Often, in spite of this realization, the desire to give birth to progeny that carry the mother’s own genetic code drives many women to try with their own eggs as long as the opportunity still avails itself to them.
In an attempt to increase the number of follicles/eggs produced by older and sometimes younger women with “ovarian resistance”, some practitioners advocate the use of the so-called GnRHa (e.g. Lupron) “microflare (MCF) protocol”. The MCF protocol involves the administration of GnRHa therapy along with gonadotropins, virtually at the same time.
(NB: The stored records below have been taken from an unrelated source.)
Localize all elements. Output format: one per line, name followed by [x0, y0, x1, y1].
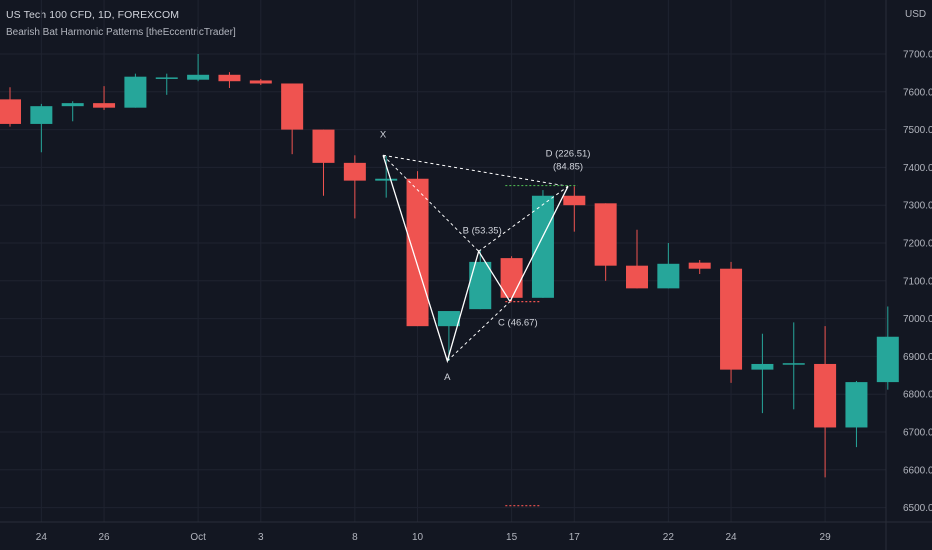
date-tick-label: 29: [820, 532, 832, 543]
date-tick-label: 26: [98, 532, 110, 543]
candle-body: [312, 129, 335, 163]
candles: [0, 54, 899, 478]
candle-body: [0, 99, 21, 124]
date-tick-label: 24: [725, 532, 737, 543]
candle-body: [187, 74, 210, 80]
candle: [249, 78, 272, 85]
candle: [0, 87, 21, 127]
price-tick-label: 7400.0: [903, 163, 932, 174]
pattern-point-label: C (46.67): [498, 318, 538, 329]
price-tick-label: 6900.0: [903, 352, 932, 363]
candle-body: [626, 265, 648, 289]
price-tick-label: 7200.0: [903, 239, 932, 250]
price-tick-label: 7500.0: [903, 125, 932, 136]
pattern-point-label: (84.85): [553, 161, 583, 172]
candle-body: [124, 76, 147, 108]
date-tick-label: 10: [412, 532, 424, 543]
candle-body: [782, 363, 805, 365]
candle: [563, 186, 586, 232]
candle-body: [751, 363, 774, 370]
candle: [61, 101, 84, 122]
candle-body: [406, 178, 429, 327]
candle: [343, 155, 366, 219]
candle: [469, 250, 492, 310]
pattern-point-label: B (53.35): [463, 225, 502, 236]
candle-body: [281, 83, 304, 130]
candle: [531, 190, 554, 298]
candle: [782, 322, 805, 410]
candle: [626, 229, 648, 289]
pattern-ratio-line: [478, 185, 569, 252]
candle: [720, 261, 743, 383]
date-tick-label: 22: [663, 532, 675, 543]
candle-body: [30, 106, 53, 124]
indicator-name: Bearish Bat Harmonic Patterns [theEccent…: [6, 27, 236, 38]
pattern-ratio-line: [382, 154, 569, 187]
candle: [375, 156, 398, 198]
date-tick-label: Oct: [190, 532, 206, 543]
candle-body: [375, 178, 398, 181]
pattern-ratio-line: [382, 154, 480, 252]
price-tick-label: 6800.0: [903, 390, 932, 401]
candle: [30, 103, 53, 153]
candle-body: [61, 103, 84, 107]
candle-body: [657, 263, 680, 289]
harmonic-pattern: X A B (53.35) C (46.67) D (226.51) (84.85): [380, 129, 591, 507]
candle-body: [93, 103, 116, 108]
price-tick-label: 7300.0: [903, 201, 932, 212]
candle: [124, 73, 147, 108]
price-tick-label: 7700.0: [903, 50, 932, 61]
candle-body: [155, 77, 178, 79]
price-tick-label: 6500.0: [903, 503, 932, 514]
candle-body: [814, 363, 837, 428]
candle: [218, 72, 241, 89]
candle-body: [876, 336, 899, 383]
candle-body: [437, 311, 460, 327]
candle: [751, 333, 774, 414]
candle: [406, 171, 429, 327]
candle-body: [720, 268, 743, 370]
candle-body: [218, 74, 241, 82]
candle-body: [469, 261, 492, 310]
price-tick-label: 7000.0: [903, 314, 932, 325]
candle-body: [343, 162, 366, 181]
candle: [155, 73, 178, 95]
price-tick-label: 7100.0: [903, 276, 932, 287]
candle-body: [249, 80, 272, 84]
candle-body: [845, 382, 868, 428]
date-tick-label: 24: [36, 532, 48, 543]
date-tick-label: 17: [569, 532, 581, 543]
candle: [594, 203, 617, 281]
pattern-point-label: X: [380, 129, 387, 140]
candle-body: [594, 203, 617, 266]
pattern-point-label: D (226.51): [546, 148, 591, 159]
pattern-point-label: A: [444, 372, 451, 383]
candle: [657, 243, 680, 289]
price-tick-label: 6600.0: [903, 465, 932, 476]
candle-body: [563, 195, 586, 206]
price-tick-label: 7600.0: [903, 87, 932, 98]
candle: [187, 54, 210, 82]
candle: [814, 326, 837, 478]
candle: [500, 256, 523, 302]
pattern-ratio-line: [446, 301, 511, 362]
candle: [876, 306, 899, 390]
candle-body: [688, 262, 711, 269]
date-tick-label: 8: [352, 532, 358, 543]
currency-label: USD: [905, 9, 927, 20]
candle: [312, 129, 335, 196]
candle-body: [531, 195, 554, 298]
candle: [281, 83, 304, 155]
date-tick-label: 3: [258, 532, 264, 543]
symbol-title: US Tech 100 CFD, 1D, FOREXCOM: [6, 9, 180, 21]
candle: [93, 86, 116, 110]
price-tick-label: 6700.0: [903, 428, 932, 439]
candle: [688, 260, 711, 274]
candle: [845, 380, 868, 448]
date-tick-label: 15: [506, 532, 518, 543]
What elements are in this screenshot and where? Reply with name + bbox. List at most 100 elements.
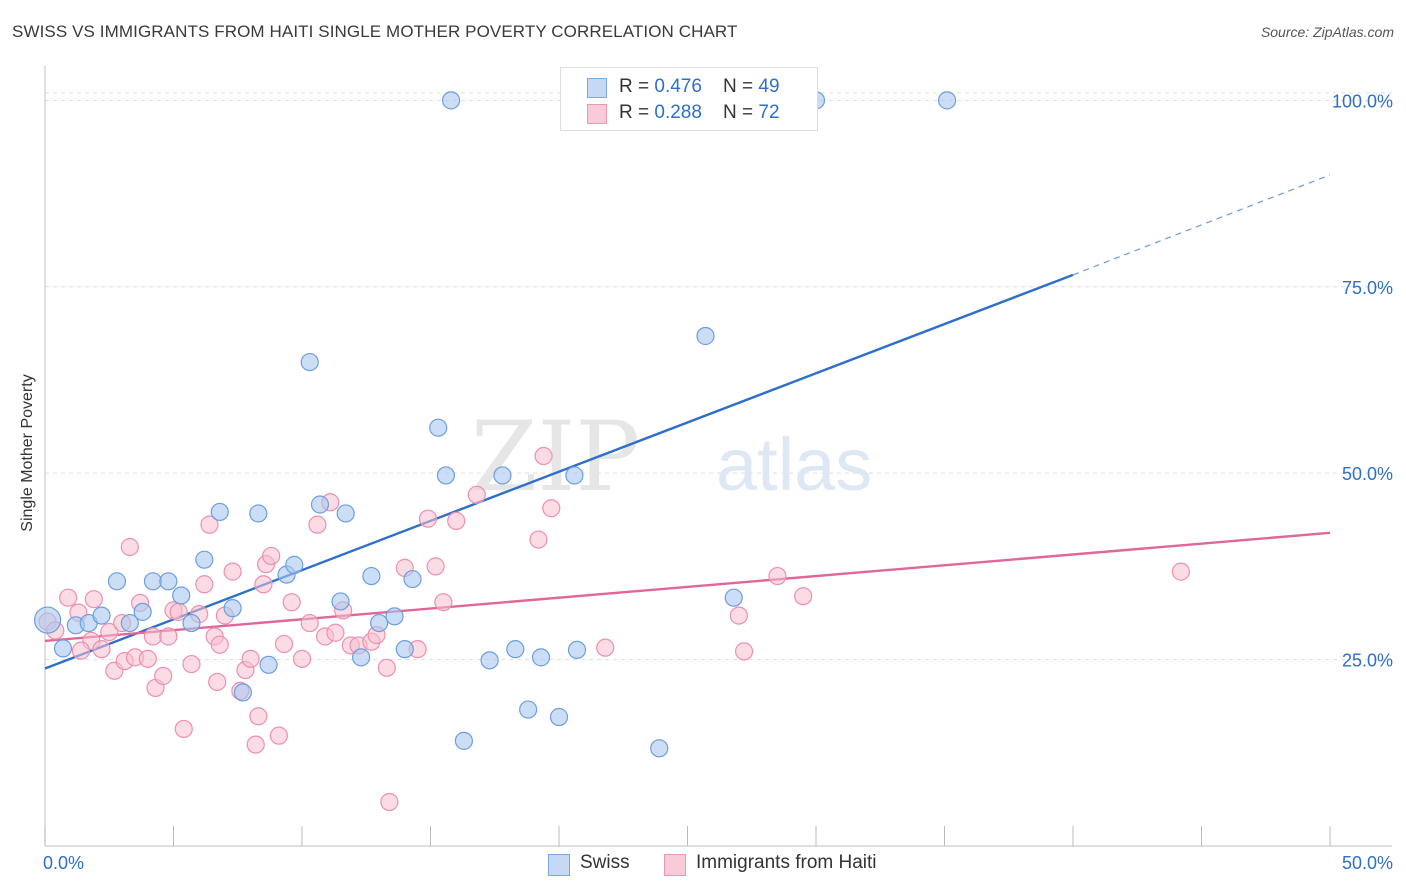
swiss-points [33, 91, 957, 758]
haiti-point [223, 562, 242, 581]
swiss-point [549, 707, 569, 727]
swiss-point [650, 739, 669, 758]
swiss-point [362, 566, 381, 586]
haiti-point [534, 446, 553, 466]
swiss-point [370, 613, 389, 633]
haiti-point [729, 606, 749, 625]
haiti-point [200, 515, 219, 534]
haiti-point [418, 509, 438, 528]
y-tick-label: 25.0% [1342, 651, 1393, 671]
swiss-point [210, 502, 229, 522]
swiss-point [53, 639, 73, 658]
haiti-point [1171, 562, 1191, 581]
haiti-point [254, 575, 273, 594]
legend-swatch-haiti [587, 104, 607, 124]
haiti-point [269, 726, 288, 745]
haiti-point [447, 511, 466, 531]
swiss-point [395, 640, 414, 659]
haiti-point [300, 613, 319, 633]
bottom-label-swiss: Swiss [580, 852, 630, 873]
haiti-point [92, 640, 111, 659]
swiss-point [567, 640, 587, 659]
swiss-point [531, 648, 551, 667]
swiss-point [92, 606, 111, 625]
haiti-point [84, 590, 103, 609]
haiti-point [241, 649, 260, 668]
swiss-point [336, 504, 355, 523]
legend-n-value-haiti: 72 [758, 102, 780, 123]
swiss-point [172, 586, 191, 605]
swiss-point [331, 592, 350, 611]
y-tick-label: 100.0% [1332, 91, 1393, 111]
y-axis-title: Single Mother Poverty [19, 374, 36, 532]
haiti-point [182, 654, 201, 674]
haiti-point [154, 666, 173, 686]
haiti-point [246, 735, 265, 754]
swiss-point [565, 466, 584, 485]
legend-n-label-swiss: N = [723, 76, 759, 97]
swiss-point [724, 588, 743, 607]
swiss-point [223, 599, 242, 618]
swiss-point [937, 91, 957, 110]
swiss-trend-extension [1072, 174, 1331, 276]
swiss-point [159, 572, 178, 591]
haiti-point [426, 557, 445, 576]
swiss-point [519, 700, 538, 719]
bottom-label-haiti: Immigrants from Haiti [696, 852, 877, 873]
swiss-point [120, 613, 139, 633]
haiti-point [120, 537, 139, 557]
haiti-trend-line [44, 531, 1331, 643]
source-label: Source: ZipAtlas.com [1260, 24, 1394, 40]
haiti-point [326, 623, 345, 642]
haiti-point [138, 649, 157, 668]
haiti-point [529, 530, 548, 549]
swiss-point [696, 326, 715, 346]
swiss-point [403, 569, 422, 589]
chart-title: SWISS VS IMMIGRANTS FROM HAITI SINGLE MO… [12, 22, 738, 41]
haiti-point [380, 792, 399, 812]
legend-r-value-swiss: 0.476 [654, 76, 702, 97]
swiss-point [259, 655, 278, 674]
haiti-point [249, 707, 268, 726]
legend-r-label-haiti: R = [619, 102, 655, 123]
haiti-point [195, 575, 214, 594]
swiss-point [493, 466, 512, 485]
swiss-point [285, 555, 304, 574]
haiti-point [377, 658, 396, 677]
haiti-point [143, 627, 163, 646]
swiss-point [385, 607, 404, 626]
x-tick-label: 50.0% [1342, 853, 1393, 873]
x-tick-label: 0.0% [43, 853, 84, 873]
haiti-point [794, 587, 813, 606]
haiti-point [100, 622, 119, 642]
legend-r-label-swiss: R = [619, 76, 655, 97]
trend-lines [44, 174, 1331, 670]
swiss-point [506, 640, 525, 659]
tick-labels: 25.0% 50.0% 75.0% 100.0% 0.0% 50.0% [43, 91, 1393, 873]
swiss-point [300, 352, 319, 372]
haiti-point [210, 635, 229, 654]
swiss-point [441, 91, 461, 110]
legend-n-value-swiss: 49 [758, 76, 780, 97]
haiti-point [282, 593, 301, 612]
haiti-point [596, 638, 615, 657]
bottom-swatch-haiti [664, 854, 686, 876]
swiss-point [249, 504, 268, 523]
axes [44, 66, 1392, 847]
gridlines [45, 92, 1392, 661]
haiti-point [159, 627, 178, 646]
haiti-points [38, 446, 1191, 812]
legend-n-label-haiti: N = [723, 102, 759, 123]
swiss-point [33, 606, 62, 634]
bottom-swatch-swiss [548, 854, 570, 876]
legend-r-value-haiti: 0.288 [654, 102, 702, 123]
swiss-point [133, 602, 152, 621]
haiti-point [274, 634, 294, 654]
legend-swatch-swiss [587, 78, 607, 98]
swiss-trend-line [44, 273, 1074, 670]
watermark-atlas: atlas [716, 423, 872, 506]
swiss-point [454, 731, 474, 750]
stats-legend: R = 0.476 N = 49 R = 0.288 N = 72 [560, 67, 818, 131]
swiss-point [436, 466, 456, 485]
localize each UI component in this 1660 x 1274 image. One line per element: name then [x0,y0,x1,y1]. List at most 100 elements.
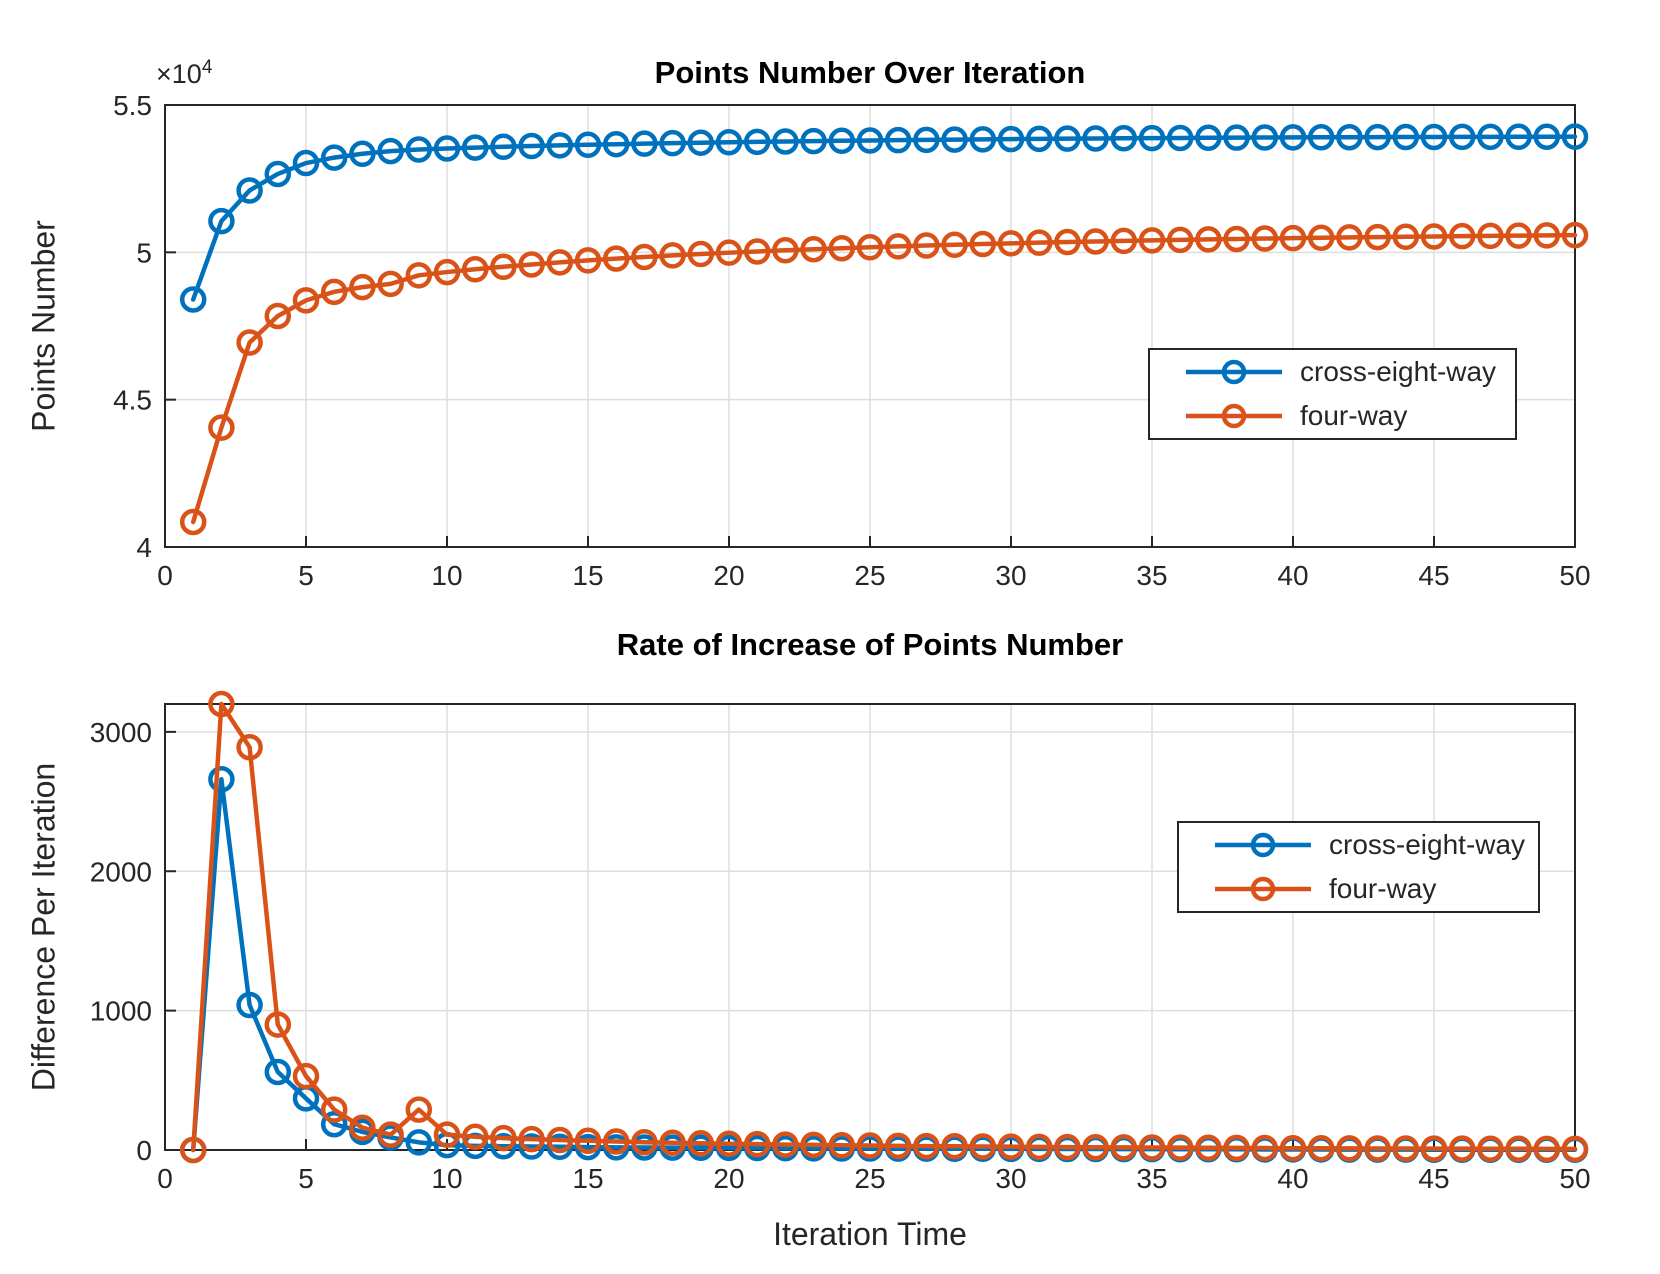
x-tick-label: 0 [157,1163,173,1194]
data-point-marker-four-way [913,1132,940,1160]
data-point-marker-four-way [461,256,489,283]
top-plot-title: Points Number Over Iteration [654,55,1086,90]
y-tick-label: 5.5 [113,90,152,121]
data-point-marker-four-way [687,240,715,268]
data-point-marker-four-way [856,234,884,261]
data-point-marker-cross-eight-way [518,132,545,160]
x-tick-label: 5 [298,560,314,591]
data-point-marker-four-way [1166,226,1194,254]
legend-label: four-way [1329,873,1437,904]
data-point-marker-four-way [884,1132,912,1160]
data-point-marker-cross-eight-way [1054,125,1081,152]
legend-line-sample [1184,401,1284,431]
data-point-marker-cross-eight-way [1533,123,1561,150]
data-point-marker-four-way [1082,228,1109,255]
data-point-marker-cross-eight-way [405,1129,433,1156]
data-point-marker-four-way [433,1121,461,1148]
data-point-marker-four-way [264,1011,292,1038]
data-point-marker-cross-eight-way [1448,123,1476,151]
exponent-power: 4 [201,57,213,78]
data-point-marker-four-way [574,247,602,274]
data-point-marker-cross-eight-way [236,991,263,1019]
bottom-plot-title: Rate of Increase of Points Number [616,627,1124,662]
data-point-marker-cross-eight-way [377,137,404,165]
data-point-marker-four-way [969,230,997,258]
data-point-marker-four-way [1025,229,1053,256]
data-point-marker-cross-eight-way [1336,123,1363,151]
data-point-marker-four-way [1110,1134,1138,1161]
data-point-marker-four-way [490,1124,517,1152]
legend-sample-glyph [1186,359,1282,385]
data-point-marker-cross-eight-way [1251,124,1279,151]
series-line-four-way [190,701,1578,1153]
data-point-marker-four-way [490,253,517,281]
x-tick-label: 40 [1277,560,1308,591]
data-point-marker-cross-eight-way [1223,124,1250,151]
x-tick-label: 30 [995,560,1026,591]
data-point-marker-four-way [1223,1134,1250,1162]
y-tick-label: 1000 [90,996,152,1027]
data-point-marker-cross-eight-way [1082,125,1109,152]
data-point-marker-cross-eight-way [1392,123,1420,151]
y-tick-label: 2000 [90,856,152,887]
data-point-marker-four-way [236,733,263,761]
data-point-marker-cross-eight-way [208,207,235,235]
data-point-marker-four-way [659,242,686,269]
data-point-marker-four-way [1392,223,1420,251]
data-point-marker-four-way [1448,222,1476,250]
data-point-marker-four-way [1364,1135,1391,1162]
data-point-marker-cross-eight-way [1110,125,1138,152]
data-point-marker-four-way [1025,1133,1053,1161]
data-point-marker-four-way [433,258,461,286]
data-point-marker-cross-eight-way [1195,124,1222,152]
y-tick-label: 4 [136,532,152,563]
data-point-marker-four-way [828,1132,856,1159]
x-tick-label: 50 [1559,1163,1590,1194]
data-point-marker-four-way [179,508,207,536]
data-point-marker-four-way [997,1133,1025,1160]
data-point-marker-cross-eight-way [292,149,320,177]
data-point-marker-four-way [320,1096,348,1123]
data-point-marker-four-way [687,1130,715,1157]
data-point-marker-four-way [1533,222,1561,249]
data-point-marker-four-way [1195,226,1222,253]
data-point-marker-cross-eight-way [687,129,715,156]
data-point-marker-cross-eight-way [969,126,997,153]
x-tick-label: 25 [854,560,885,591]
data-point-marker-four-way [1336,1135,1363,1162]
data-point-marker-cross-eight-way [602,130,630,158]
legend-line-sample [1213,830,1313,860]
data-point-marker-four-way [1307,1134,1335,1162]
x-tick-label: 20 [713,560,744,591]
x-tick-label: 35 [1136,1163,1167,1194]
data-point-marker-cross-eight-way [1025,125,1053,153]
legend-sample-glyph [1215,876,1311,902]
data-point-marker-four-way [1533,1135,1561,1163]
data-point-marker-four-way [349,1114,376,1141]
data-point-marker-cross-eight-way [1477,123,1504,151]
data-point-marker-four-way [1195,1134,1222,1162]
data-point-marker-four-way [856,1132,884,1159]
series-line-cross-eight-way [190,134,1578,302]
data-point-marker-four-way [941,231,968,259]
data-point-marker-four-way [518,251,545,278]
data-point-marker-cross-eight-way [433,135,461,162]
x-tick-label: 40 [1277,1163,1308,1194]
data-point-marker-four-way [377,270,404,298]
data-point-marker-cross-eight-way [236,177,263,204]
y-tick-label: 3000 [90,717,152,748]
data-point-marker-four-way [772,1131,799,1158]
data-point-marker-four-way [1138,1134,1166,1161]
series-line-four-way [190,232,1578,525]
data-point-marker-four-way [1561,221,1589,249]
data-point-marker-cross-eight-way [856,127,884,154]
data-point-marker-four-way [1448,1135,1476,1162]
data-point-marker-four-way [772,237,799,264]
x-tick-label: 45 [1418,1163,1449,1194]
data-point-marker-four-way [1054,228,1081,256]
x-tick-label: 10 [431,1163,462,1194]
x-tick-label: 30 [995,1163,1026,1194]
data-point-marker-cross-eight-way [631,130,658,157]
data-point-marker-four-way [941,1132,968,1160]
data-point-marker-four-way [715,1130,743,1157]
The stated benefit of this approach is that it causes the woman’s own pituitary gland to release large amounts of FSH immediately, adding to the injected dosage of FSH and augmenting or even synergizing the follicular response. The problem is that there is no way to cause the administered GnRHa to selectively elicit an FSH response. LH is unfortunately also released along with FSH, in high concentrations in the pelvic blood system.
The target of LH is largely the connective tissue (stroma/theca) in the ovaries which responds to LH by producing male hormones (predominantly, testosterone).